Major General Joseph Henry Pendleton (1860–1942) was a United States Marine Corps general for whom Marine Corps Base Camp Pendleton is named. Pendleton served in the Marine Corps for over 40 years.
On December 15, 1914, the Second Battalion of the Fourth Regiment, U.S. Marines, set up a tent city and parade ground adjoining the rose garden at the exposition’s south end. At the invitation of exposition president G. Aubrey Davidson, Colonel Joseph H. Pendleton, commander of the U.S. Marine Corps, Fourth Regiment, established his headquarters on the balcony floor of the Exposition’s Science and Education Building.

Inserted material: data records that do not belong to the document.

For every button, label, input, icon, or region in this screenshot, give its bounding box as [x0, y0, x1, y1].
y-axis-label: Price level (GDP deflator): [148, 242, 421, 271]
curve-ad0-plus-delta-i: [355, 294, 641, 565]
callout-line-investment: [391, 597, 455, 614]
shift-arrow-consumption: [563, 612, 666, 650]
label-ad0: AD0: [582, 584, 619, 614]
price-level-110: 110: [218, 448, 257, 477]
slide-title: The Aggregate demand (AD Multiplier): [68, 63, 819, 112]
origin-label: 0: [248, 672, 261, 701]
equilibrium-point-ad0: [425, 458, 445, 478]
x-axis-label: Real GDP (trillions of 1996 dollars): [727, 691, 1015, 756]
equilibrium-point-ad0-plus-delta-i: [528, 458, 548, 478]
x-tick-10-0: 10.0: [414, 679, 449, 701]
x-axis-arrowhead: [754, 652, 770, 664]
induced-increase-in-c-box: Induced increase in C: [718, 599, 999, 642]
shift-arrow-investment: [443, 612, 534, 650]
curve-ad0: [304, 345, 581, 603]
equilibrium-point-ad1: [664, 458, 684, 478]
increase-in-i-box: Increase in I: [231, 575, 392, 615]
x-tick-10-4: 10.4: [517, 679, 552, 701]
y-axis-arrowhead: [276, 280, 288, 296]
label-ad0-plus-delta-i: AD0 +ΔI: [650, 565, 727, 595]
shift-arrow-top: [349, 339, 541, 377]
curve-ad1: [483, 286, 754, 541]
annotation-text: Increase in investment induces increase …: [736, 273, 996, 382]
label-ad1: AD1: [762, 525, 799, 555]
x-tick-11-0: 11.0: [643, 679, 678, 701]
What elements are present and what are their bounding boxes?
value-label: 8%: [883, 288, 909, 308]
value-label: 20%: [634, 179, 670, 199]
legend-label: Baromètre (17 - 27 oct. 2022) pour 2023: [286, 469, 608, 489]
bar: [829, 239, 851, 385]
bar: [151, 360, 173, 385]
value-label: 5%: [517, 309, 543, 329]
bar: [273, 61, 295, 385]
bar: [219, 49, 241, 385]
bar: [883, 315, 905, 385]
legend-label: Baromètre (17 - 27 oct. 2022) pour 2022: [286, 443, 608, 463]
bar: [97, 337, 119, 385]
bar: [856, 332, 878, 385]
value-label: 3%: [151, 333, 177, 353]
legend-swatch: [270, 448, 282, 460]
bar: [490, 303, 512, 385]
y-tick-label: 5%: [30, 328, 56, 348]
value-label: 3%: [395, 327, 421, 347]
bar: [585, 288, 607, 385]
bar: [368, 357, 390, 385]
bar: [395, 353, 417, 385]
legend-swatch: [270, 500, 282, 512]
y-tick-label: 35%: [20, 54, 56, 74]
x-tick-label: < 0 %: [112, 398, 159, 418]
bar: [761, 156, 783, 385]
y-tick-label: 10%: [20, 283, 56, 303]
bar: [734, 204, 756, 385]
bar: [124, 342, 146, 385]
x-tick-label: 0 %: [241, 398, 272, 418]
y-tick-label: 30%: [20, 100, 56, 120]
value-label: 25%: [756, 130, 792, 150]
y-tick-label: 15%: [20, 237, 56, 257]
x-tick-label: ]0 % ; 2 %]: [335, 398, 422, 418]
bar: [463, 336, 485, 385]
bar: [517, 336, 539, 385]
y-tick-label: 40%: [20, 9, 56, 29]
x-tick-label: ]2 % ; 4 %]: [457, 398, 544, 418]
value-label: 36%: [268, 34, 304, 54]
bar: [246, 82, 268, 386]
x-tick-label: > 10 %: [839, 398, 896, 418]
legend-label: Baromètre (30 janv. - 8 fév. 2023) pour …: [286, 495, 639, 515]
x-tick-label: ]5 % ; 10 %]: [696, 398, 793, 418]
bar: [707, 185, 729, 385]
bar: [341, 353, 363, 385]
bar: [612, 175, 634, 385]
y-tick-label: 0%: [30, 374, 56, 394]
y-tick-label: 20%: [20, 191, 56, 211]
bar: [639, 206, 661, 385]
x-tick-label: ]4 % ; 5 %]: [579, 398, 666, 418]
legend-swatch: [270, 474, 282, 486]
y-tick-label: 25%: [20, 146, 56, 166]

In his Foreword for the book Army and Navy Review 1915 Panama-California Exposition, Pendleton wrote:
And, finally, where could there be a more fitting place for an exhibition camp of United States Marines? San Diego’s every advantage of climate, of strategic location, of wonderful natural formation of land and sea, make it the perfect, the ideal location for a Marine Corps Advance Base Station. When our visitors see the training of the Marines, their varied instruction in the different trades of warfare required in Advance Base and Expeditionary work; when they see the benefit of this thorough training in the almost instantaneous movement of these men when called upon, as they have been twice, since the opening of the Exposition, for a sudden dash to the scene of threatened trouble; they appreciate what preparedness means, and what it should mean in a much larger way. They can appreciate why San Diego should have a permanent Marine Advance Base Station, of a Brigade at least, in this most advantageous location, in this most strategically, and climatically, perfect situation.
…from Wikipedia and the books Balboa Park and the 1915 Exposition by Richard Amero and Army and Navy Review 1915 Panama-California Exposition.